Servers Have Different Versions of an NIS Map

Because NIS propagates maps among servers, occasionally you may find different versions of the same map on various NIS servers on the network. This version discrepancy is normal add acceptable if the differences do not last for more than a short time.

The most common cause of map discrepancy is that something is preventing normal map propagation. For example, an NIS server or router between NIS servers is down. When all NIS servers and the routers between them are running, ypxfr should succeed.

If the servers and routers are functioning properly, check the following:

Logging ypxfr Output

If a particular slave server has problems updating maps, log in to that server and run ypxfr interactively. If ypxfr fails, it tells you why it failed, and you can fix the problem. If ypxfr succeeds, but you suspect it has occasionally failed, create a log file to enable logging of messages.
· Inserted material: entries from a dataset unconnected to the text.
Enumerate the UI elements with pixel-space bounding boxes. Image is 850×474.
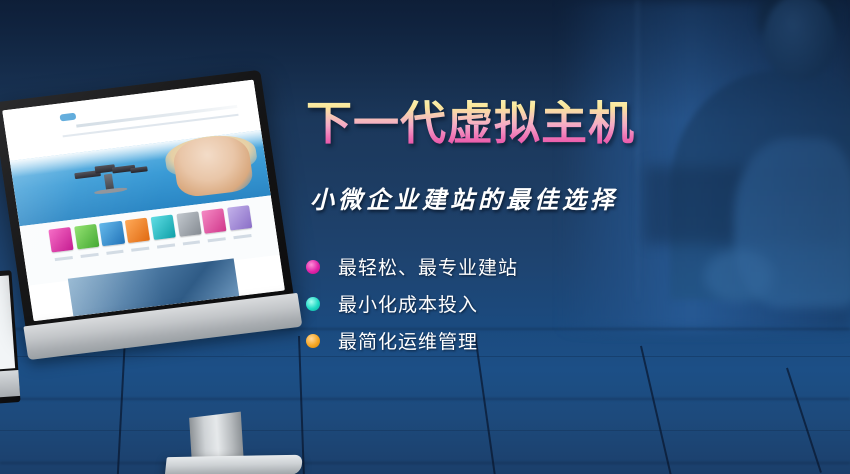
desktop-monitor — [0, 70, 294, 330]
website-preview — [2, 80, 285, 322]
person-head — [764, 0, 836, 80]
app-icon — [150, 214, 176, 240]
bullet-dot-magenta-icon — [306, 260, 320, 274]
monitor-stand-foot — [165, 455, 303, 474]
app-icon — [48, 227, 74, 253]
bullet-dot-teal-icon — [306, 297, 320, 311]
app-icon — [125, 217, 151, 243]
feature-label: 最小化成本投入 — [338, 290, 478, 317]
list-item: 最简化运维管理 — [306, 322, 606, 359]
bullet-dot-orange-icon — [306, 334, 320, 348]
promo-banner: 下一代虚拟主机 小微企业建站的最佳选择 最轻松、最专业建站 最小化成本投入 最简… — [0, 0, 850, 474]
app-icon — [74, 223, 100, 249]
secondary-monitor-chin — [0, 370, 20, 400]
app-icon — [227, 205, 253, 231]
website-logo — [59, 113, 76, 122]
monitor-screen — [2, 80, 285, 322]
list-item: 最轻松、最专业建站 — [306, 248, 606, 285]
app-icon — [99, 220, 125, 246]
feature-label: 最轻松、最专业建站 — [338, 253, 518, 280]
page-subtitle: 小微企业建站的最佳选择 — [310, 180, 618, 215]
feature-label: 最简化运维管理 — [338, 327, 478, 354]
feature-list: 最轻松、最专业建站 最小化成本投入 最简化运维管理 — [306, 248, 606, 359]
person-hand — [704, 250, 774, 302]
person-silhouette — [630, 0, 850, 318]
list-item: 最小化成本投入 — [306, 285, 606, 322]
website-hero-device-cluster — [71, 148, 153, 203]
app-icon — [201, 208, 227, 234]
app-icon — [176, 211, 202, 237]
page-title: 下一代虚拟主机 — [306, 100, 635, 146]
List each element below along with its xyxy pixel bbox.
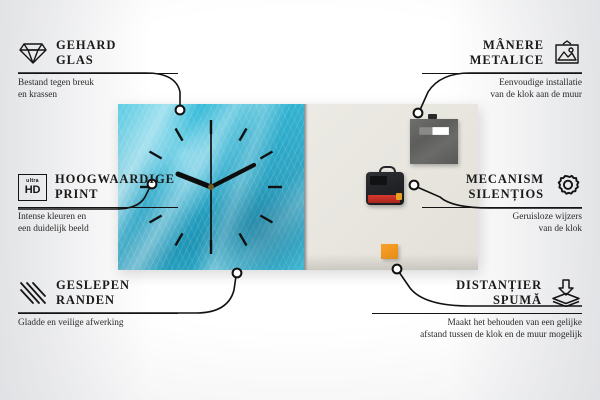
picture-frame-icon (552, 40, 582, 66)
callout-header: ultra HD HOOGWAARDIGE PRINT (18, 172, 178, 203)
callout-title: DISTANȚIER SPUMĂ (456, 278, 542, 309)
callout-title: HOOGWAARDIGE PRINT (55, 172, 175, 203)
callout-rule (372, 313, 582, 314)
callout-title: GESLEPEN RANDEN (56, 278, 130, 309)
callout-description: Gladde en veilige afwerking (18, 317, 178, 329)
callout-title: MÂNERE METALICE (470, 38, 544, 69)
callout-header: DISTANȚIER SPUMĂ (372, 278, 582, 309)
callout-title: GEHARD GLAS (56, 38, 116, 69)
callout-mecanism-silentios[interactable]: MECANISM SILENȚIOS Geruisloze wijzers va… (422, 172, 582, 235)
callout-rule (422, 73, 582, 74)
gear-icon (552, 173, 582, 201)
callout-rule (422, 207, 582, 208)
callout-rule (18, 73, 178, 74)
callout-gehard-glas[interactable]: GEHARD GLAS Bestand tegen breuk en krass… (18, 38, 178, 101)
callout-description: Eenvoudige installatie van de klok aan d… (422, 77, 582, 102)
ultra-hd-icon: ultra HD (18, 174, 47, 201)
callout-description: Geruisloze wijzers van de klok (422, 211, 582, 236)
callout-rule (18, 207, 178, 208)
callout-description: Maakt het behouden van een gelijke afsta… (372, 317, 582, 342)
battery-terminal (396, 193, 402, 200)
callout-distantier-spuma[interactable]: DISTANȚIER SPUMĂ Maakt het behouden van … (372, 278, 582, 341)
callout-manere-metalice[interactable]: MÂNERE METALICE Eenvoudige installatie v… (422, 38, 582, 101)
glass-edge (304, 104, 308, 270)
metal-hanger-plate (410, 119, 458, 164)
callout-geslepen-randen[interactable]: GESLEPEN RANDEN Gladde en veilige afwerk… (18, 278, 178, 329)
back-panel-shadow (304, 254, 478, 270)
callout-header: MÂNERE METALICE (422, 38, 582, 69)
infographic-canvas: GEHARD GLAS Bestand tegen breuk en krass… (0, 0, 600, 400)
callout-header: GEHARD GLAS (18, 38, 178, 69)
beveled-edges-icon (18, 280, 48, 306)
callout-title: MECANISM SILENȚIOS (466, 172, 544, 203)
diamond-icon (18, 40, 48, 66)
callout-rule (18, 313, 178, 314)
callout-hoogwaardige-print[interactable]: ultra HD HOOGWAARDIGE PRINT Intense kleu… (18, 172, 178, 235)
mechanism-slot (370, 176, 387, 185)
callout-description: Intense kleuren en een duidelijk beeld (18, 211, 178, 236)
foam-spacer-icon (550, 279, 582, 307)
callout-header: MECANISM SILENȚIOS (422, 172, 582, 203)
callout-header: GESLEPEN RANDEN (18, 278, 178, 309)
callout-description: Bestand tegen breuk en krassen (18, 77, 178, 102)
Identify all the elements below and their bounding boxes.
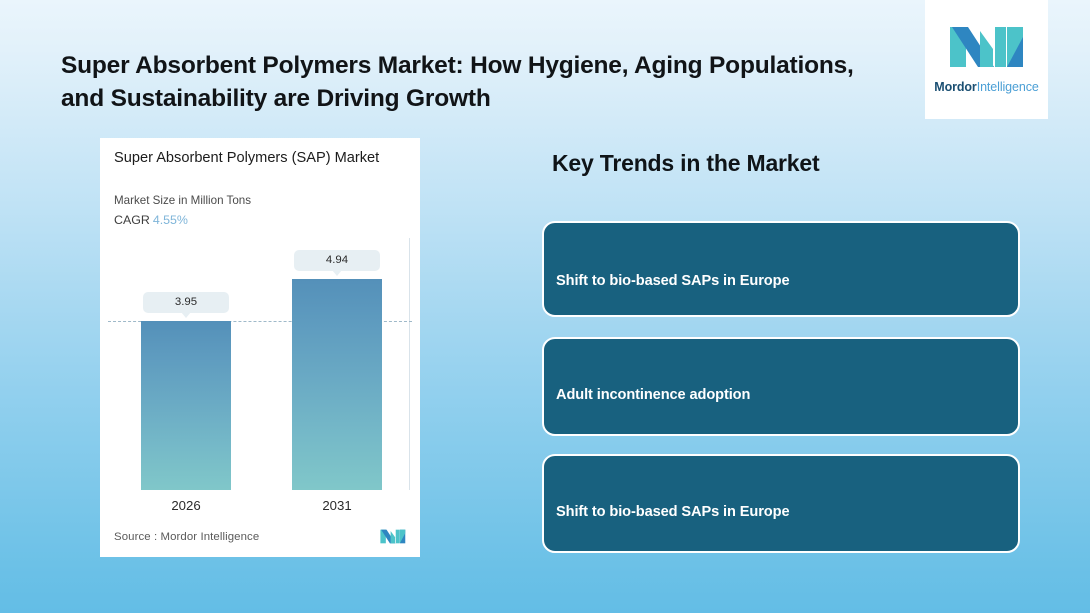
mordor-intelligence-logo-icon — [949, 25, 1025, 69]
value-badge-2031: 4.94 — [294, 250, 380, 271]
trend-card-3[interactable]: Shift to bio-based SAPs in Europe — [542, 454, 1020, 553]
brand-word-secondary: Intelligence — [977, 80, 1039, 94]
bar-2026[interactable] — [141, 321, 231, 490]
trend-card-3-label: Shift to bio-based SAPs in Europe — [556, 504, 789, 520]
cagr-label: CAGR — [114, 213, 150, 227]
chart-source-text: Source : Mordor Intelligence — [114, 531, 259, 543]
x-axis-label-2031: 2031 — [292, 498, 382, 513]
chart-subtitle: Market Size in Million Tons — [114, 194, 251, 207]
trend-card-1-label: Shift to bio-based SAPs in Europe — [556, 273, 789, 289]
page-title: Super Absorbent Polymers Market: How Hyg… — [61, 49, 891, 116]
brand-wordmark: MordorIntelligence — [934, 80, 1039, 94]
chart-cagr: CAGR4.55% — [114, 213, 188, 227]
chart-title: Super Absorbent Polymers (SAP) Market — [114, 148, 394, 169]
slide-canvas: Super Absorbent Polymers Market: How Hyg… — [0, 0, 1090, 613]
chart-plot-area: 3.95 4.94 — [100, 238, 420, 490]
trends-heading: Key Trends in the Market — [552, 150, 819, 177]
mordor-intelligence-mark-icon — [380, 529, 406, 544]
source-label: Source : — [114, 531, 157, 543]
cagr-value: 4.55% — [153, 213, 188, 227]
bar-2031[interactable] — [292, 279, 382, 490]
value-badge-2026: 3.95 — [143, 292, 229, 313]
brand-logo-plate: MordorIntelligence — [925, 0, 1048, 119]
source-name: Mordor Intelligence — [161, 531, 260, 543]
chart-card: Super Absorbent Polymers (SAP) Market Ma… — [100, 138, 420, 557]
brand-word-primary: Mordor — [934, 80, 976, 94]
y-axis-line — [409, 238, 410, 490]
trend-card-2[interactable]: Adult incontinence adoption — [542, 337, 1020, 436]
chart-source-row: Source : Mordor Intelligence — [114, 529, 406, 544]
trend-card-2-label: Adult incontinence adoption — [556, 387, 750, 403]
trend-card-1[interactable]: Shift to bio-based SAPs in Europe — [542, 221, 1020, 317]
x-axis-label-2026: 2026 — [141, 498, 231, 513]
To create a log file, enter:

ypslave# cd /var/yp
ypslave# touch ypxfr.log

This creates a ypxfr.log file that saves all output from ypxfr.

The output resembles the output ypxfr displays when run interactively, but each line in the log file is time stamped. (You may see unusual ordering in the time-stamps. That is okay--the time-stamp tells you when ypxfr started to run. If copies of ypxfr ran simultaneously but their work took differing amounts of time, they may actually write their summary status line to the log files in an order different from that which they were invoked.) Any pattern of intermittent failure shows up in the log.

Note -

When you have fixed the problem, turn off logging by removing the log file. If you forget to remove it, it continues to grow without limit.

Check the crontab File and ypxfr Shell Script

Inspect the root crontab file, and check the ypxfr shell script it invokes. Typographical errors in these files can cause propagation problems. Failures to refer to a shell script within the /var/spool/cron/crontabs/root file, or failures to refer to a map within any shell script can also cause errors.

Check the ypservers Map

Also, make sure that the NIS slave server is listed in the ypservers map on the master server for the domain. If it is not, the slave server still operates perfectly as a server, but yppush does not propagate map changes to the slave server.

Work Around

If the NIS slave server problem is not obvious, you can work around it while you debug using rcp or ftp to copy a recent version of the inconsistent map from any healthy NIS server. For instance, here is how you might transfer the problem map:

 ypslave# rcp ypmaster:/var/yp/mydomain/map.\* /var/yp/mydomain

Here the * character has been escaped in the command line, so that it will be expanded on ypmaster, instead of locally on ypslave.

ypserv Crashes

When the ypserv process crashes almost immediately, and does not stay up even with repeated activations, the debug process is virtually identical to that described in "ypbind Crashes". Check for the existence of the rpcbind daemon as follows:

ypserver% ps -e | grep rpcbind

Reboot the server if you do not find the daemon. Otherwise, if the daemon is running, type the following and look for similar output:

% rpcinfo -p ypserver
program 	vers 	proto 	port 	service
100000	4	tcp	111	portmapper
100000	3	tcp	111	portmapper
100068	2	udp	32813	cmsd
100007	1	tcp	34900	ypbind
100004	2	udp	731	ypserv
100004	1	udp	731	ypserv
100004	1	tcp	732	ypserv
100004	2	tcp	32772	ypserv

Your machine may have different port numbers. The four entries representing the ypserv process are:

100004 	2 	udp 	731 	ypserv
100004 	1 	udp 	731 	ypserv
100004 	1 	tcp 	732 	ypserv
100004 	2 	tcp 	32772 	ypserv

If they are not present, and ypserv is unable to register its services with rpcbind, reboot the machine. If they are present, deregister the service from rpcbind before restarting ypserv. To deregister the service from rpcbind, on the server type:

# rpcinfo -d number 1
# rpcinfo -d number 2

Where number is the ID number reported by rpcinfo (100004, in the example above).